Booster - are the tuner tables shown in your 12/2017 posting in the "Teach your old Chevy new tricks?" thread the most recent, or have you made more changes since then? I'm thinking I'd just change my Tow/Performance settings to match yours.

peteco - I don't have an external cooler yet, but will on Monday!

I have been using an "Ultragauge", which is a lot like the Scangauge that Booster mentions. I had to order a new one, because the Chevy transmission temp is not one of the gauges available in the standard Ultragauge. I ordered the "XM" version, which allows you to program in brand specific codes.

I've already upgraded the radiator to the version that Booster suggested.

It sounds like you are well on your way to getting this straightened out. I think you will find the radiator to be a big plus especially when combined with a big add on trans cooler.

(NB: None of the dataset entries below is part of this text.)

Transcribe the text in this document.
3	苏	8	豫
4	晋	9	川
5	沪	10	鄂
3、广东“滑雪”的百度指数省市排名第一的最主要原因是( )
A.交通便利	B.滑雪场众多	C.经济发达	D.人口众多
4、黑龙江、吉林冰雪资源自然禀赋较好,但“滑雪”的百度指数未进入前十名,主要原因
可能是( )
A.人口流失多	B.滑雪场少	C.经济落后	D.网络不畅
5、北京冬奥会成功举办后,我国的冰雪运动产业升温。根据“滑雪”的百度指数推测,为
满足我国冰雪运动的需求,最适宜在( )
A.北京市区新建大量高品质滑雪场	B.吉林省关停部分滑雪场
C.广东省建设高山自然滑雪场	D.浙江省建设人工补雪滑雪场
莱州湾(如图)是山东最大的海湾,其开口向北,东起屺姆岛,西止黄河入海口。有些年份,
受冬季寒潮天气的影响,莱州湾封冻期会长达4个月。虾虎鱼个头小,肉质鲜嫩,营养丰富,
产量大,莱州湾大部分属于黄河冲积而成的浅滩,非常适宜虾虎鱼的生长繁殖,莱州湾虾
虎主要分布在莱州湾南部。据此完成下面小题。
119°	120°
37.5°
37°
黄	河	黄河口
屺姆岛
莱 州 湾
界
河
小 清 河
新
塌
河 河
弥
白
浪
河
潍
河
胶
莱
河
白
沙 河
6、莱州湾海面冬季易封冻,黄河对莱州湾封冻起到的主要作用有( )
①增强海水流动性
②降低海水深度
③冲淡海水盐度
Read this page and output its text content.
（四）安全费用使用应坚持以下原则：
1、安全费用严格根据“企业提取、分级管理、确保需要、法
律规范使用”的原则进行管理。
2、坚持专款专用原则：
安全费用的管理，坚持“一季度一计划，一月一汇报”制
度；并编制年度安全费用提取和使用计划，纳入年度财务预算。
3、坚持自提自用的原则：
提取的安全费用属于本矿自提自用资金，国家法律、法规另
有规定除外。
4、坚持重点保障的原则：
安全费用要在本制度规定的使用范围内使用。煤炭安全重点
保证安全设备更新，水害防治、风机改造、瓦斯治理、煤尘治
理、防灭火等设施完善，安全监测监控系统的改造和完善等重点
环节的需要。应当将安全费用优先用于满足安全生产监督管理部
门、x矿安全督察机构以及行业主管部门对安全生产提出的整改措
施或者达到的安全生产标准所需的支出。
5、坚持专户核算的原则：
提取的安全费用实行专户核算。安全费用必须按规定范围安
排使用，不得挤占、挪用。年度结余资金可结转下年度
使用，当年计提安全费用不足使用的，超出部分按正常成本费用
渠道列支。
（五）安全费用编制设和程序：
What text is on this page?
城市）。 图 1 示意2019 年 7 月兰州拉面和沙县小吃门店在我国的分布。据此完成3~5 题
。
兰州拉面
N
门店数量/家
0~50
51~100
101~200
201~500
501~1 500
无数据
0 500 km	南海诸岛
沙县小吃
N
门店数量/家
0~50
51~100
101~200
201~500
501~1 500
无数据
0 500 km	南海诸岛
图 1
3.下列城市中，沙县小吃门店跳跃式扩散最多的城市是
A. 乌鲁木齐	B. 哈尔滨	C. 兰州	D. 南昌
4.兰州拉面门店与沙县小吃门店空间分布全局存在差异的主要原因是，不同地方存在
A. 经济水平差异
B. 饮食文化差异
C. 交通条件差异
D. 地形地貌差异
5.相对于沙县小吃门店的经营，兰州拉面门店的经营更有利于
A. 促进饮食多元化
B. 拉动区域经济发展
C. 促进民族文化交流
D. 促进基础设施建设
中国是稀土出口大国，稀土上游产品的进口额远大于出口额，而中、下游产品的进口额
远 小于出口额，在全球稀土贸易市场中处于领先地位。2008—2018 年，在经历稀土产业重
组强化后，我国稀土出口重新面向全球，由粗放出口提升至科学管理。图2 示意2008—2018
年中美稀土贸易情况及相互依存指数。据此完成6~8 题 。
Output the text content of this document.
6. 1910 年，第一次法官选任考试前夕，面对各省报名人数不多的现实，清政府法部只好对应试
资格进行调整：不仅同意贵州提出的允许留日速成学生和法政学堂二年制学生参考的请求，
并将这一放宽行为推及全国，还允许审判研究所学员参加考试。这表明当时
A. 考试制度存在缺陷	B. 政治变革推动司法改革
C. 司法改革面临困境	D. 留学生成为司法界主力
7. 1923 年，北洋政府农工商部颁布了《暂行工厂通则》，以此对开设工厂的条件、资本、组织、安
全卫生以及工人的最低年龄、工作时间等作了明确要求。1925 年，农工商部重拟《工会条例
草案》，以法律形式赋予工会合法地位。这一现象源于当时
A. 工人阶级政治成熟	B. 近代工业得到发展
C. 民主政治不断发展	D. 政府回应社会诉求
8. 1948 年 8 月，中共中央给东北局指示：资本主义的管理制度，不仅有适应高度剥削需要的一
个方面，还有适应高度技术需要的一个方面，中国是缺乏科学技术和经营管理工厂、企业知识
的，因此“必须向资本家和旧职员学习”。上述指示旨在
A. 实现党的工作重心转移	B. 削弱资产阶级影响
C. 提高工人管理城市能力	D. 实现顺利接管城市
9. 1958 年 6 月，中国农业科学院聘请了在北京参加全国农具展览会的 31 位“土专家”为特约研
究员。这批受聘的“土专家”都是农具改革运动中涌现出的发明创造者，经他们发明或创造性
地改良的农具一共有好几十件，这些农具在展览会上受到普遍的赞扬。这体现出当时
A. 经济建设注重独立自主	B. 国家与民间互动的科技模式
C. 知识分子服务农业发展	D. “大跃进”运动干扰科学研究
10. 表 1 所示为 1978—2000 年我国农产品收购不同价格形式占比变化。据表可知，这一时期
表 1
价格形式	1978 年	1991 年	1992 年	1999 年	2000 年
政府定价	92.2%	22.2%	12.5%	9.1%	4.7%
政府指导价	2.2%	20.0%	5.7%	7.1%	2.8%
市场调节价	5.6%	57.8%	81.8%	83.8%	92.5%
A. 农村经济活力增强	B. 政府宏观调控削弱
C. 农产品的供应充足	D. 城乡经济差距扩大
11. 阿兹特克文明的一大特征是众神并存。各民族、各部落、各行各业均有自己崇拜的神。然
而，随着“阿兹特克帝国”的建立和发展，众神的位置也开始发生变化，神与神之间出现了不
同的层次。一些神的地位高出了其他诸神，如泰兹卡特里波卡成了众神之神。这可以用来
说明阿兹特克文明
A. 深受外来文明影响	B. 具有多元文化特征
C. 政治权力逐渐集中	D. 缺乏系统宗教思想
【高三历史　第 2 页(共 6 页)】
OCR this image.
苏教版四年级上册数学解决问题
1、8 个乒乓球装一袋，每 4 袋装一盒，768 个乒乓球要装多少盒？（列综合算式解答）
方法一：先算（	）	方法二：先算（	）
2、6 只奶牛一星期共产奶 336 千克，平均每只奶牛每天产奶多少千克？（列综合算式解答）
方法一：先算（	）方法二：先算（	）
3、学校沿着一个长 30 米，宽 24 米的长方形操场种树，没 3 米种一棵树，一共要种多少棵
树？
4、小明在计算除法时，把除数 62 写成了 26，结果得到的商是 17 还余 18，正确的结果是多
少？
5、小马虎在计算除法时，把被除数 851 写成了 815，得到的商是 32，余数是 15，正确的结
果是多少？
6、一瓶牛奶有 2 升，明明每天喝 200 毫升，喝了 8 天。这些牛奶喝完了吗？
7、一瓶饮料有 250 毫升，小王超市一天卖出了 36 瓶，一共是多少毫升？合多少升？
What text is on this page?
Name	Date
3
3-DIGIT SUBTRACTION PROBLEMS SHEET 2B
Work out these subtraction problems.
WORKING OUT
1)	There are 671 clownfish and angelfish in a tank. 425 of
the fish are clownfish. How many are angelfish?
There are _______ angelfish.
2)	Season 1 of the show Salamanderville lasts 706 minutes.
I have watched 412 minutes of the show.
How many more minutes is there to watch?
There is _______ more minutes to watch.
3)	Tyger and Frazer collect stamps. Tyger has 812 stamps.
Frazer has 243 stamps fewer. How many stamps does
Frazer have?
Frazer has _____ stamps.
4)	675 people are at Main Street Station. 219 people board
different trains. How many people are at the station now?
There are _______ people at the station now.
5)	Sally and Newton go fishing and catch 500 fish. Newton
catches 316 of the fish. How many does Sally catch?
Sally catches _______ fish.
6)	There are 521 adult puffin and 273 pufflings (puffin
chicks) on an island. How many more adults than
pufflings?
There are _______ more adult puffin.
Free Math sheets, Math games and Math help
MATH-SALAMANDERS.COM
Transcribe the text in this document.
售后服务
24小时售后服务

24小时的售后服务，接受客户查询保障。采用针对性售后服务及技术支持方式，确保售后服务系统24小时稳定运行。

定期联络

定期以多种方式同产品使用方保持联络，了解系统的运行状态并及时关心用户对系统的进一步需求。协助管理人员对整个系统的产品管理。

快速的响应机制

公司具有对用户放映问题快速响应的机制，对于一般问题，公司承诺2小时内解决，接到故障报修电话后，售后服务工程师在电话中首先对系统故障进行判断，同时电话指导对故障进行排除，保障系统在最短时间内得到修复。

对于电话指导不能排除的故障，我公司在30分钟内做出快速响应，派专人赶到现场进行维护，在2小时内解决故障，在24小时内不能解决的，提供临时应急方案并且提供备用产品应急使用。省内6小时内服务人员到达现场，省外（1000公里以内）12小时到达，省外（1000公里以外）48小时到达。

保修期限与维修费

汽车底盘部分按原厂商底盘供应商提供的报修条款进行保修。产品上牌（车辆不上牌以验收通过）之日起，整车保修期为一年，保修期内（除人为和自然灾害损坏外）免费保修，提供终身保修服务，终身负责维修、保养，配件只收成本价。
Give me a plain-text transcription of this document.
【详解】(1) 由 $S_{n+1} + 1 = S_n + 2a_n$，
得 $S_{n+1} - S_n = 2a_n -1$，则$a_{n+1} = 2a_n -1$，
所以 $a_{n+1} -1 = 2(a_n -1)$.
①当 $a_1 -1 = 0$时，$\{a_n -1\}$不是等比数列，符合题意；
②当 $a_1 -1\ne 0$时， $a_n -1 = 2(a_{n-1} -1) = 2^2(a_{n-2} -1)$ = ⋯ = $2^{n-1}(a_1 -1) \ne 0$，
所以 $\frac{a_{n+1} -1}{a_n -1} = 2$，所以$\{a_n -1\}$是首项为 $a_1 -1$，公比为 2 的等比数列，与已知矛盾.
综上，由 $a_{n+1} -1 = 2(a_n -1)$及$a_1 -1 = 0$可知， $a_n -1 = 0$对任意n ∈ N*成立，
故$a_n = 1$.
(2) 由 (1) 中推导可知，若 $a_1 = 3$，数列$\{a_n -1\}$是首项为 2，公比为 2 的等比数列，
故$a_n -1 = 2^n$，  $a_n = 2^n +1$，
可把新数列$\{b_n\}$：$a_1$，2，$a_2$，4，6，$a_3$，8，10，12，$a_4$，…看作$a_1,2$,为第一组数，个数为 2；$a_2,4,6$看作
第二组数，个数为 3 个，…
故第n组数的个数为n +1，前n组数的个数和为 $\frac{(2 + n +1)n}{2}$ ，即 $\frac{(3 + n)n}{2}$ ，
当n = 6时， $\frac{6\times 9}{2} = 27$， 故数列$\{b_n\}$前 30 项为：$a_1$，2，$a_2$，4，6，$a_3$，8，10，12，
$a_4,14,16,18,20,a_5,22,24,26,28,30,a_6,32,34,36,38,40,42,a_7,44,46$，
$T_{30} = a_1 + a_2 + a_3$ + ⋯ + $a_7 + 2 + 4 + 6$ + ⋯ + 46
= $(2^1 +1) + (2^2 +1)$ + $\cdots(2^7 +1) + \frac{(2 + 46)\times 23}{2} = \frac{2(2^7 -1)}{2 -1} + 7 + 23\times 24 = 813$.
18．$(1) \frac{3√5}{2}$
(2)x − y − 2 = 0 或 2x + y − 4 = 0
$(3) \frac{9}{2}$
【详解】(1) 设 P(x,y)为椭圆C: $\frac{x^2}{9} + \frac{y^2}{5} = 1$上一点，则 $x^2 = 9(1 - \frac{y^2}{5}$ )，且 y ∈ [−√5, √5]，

I think there have probably been some tweaks since then, but I will have to look. One would probably be the low gear lock issue I mentioned earlier. If you do decide to do the changes, you are very wise to use the tow haul only as you just shut it off and be back to factory normal drive. It is what I did with all the early testing. Surprisingly, I think, is that for climbing big hills, the tow haul is actually programmed worse from the factory than the normal program as it raises the speed for lockup an shifts even higher than normal. If you decide to do the changes I will offload our existing setup and should be able to send it to you as a file. The program itself has always been free from HPTuners, so you would be able to read the file without issue or spending any money if that is still the case. You only would then have to pay someone to do it for you or buy the tuner and license.


Good luck with your quest, we will be waiting for information on how it all worked out for you.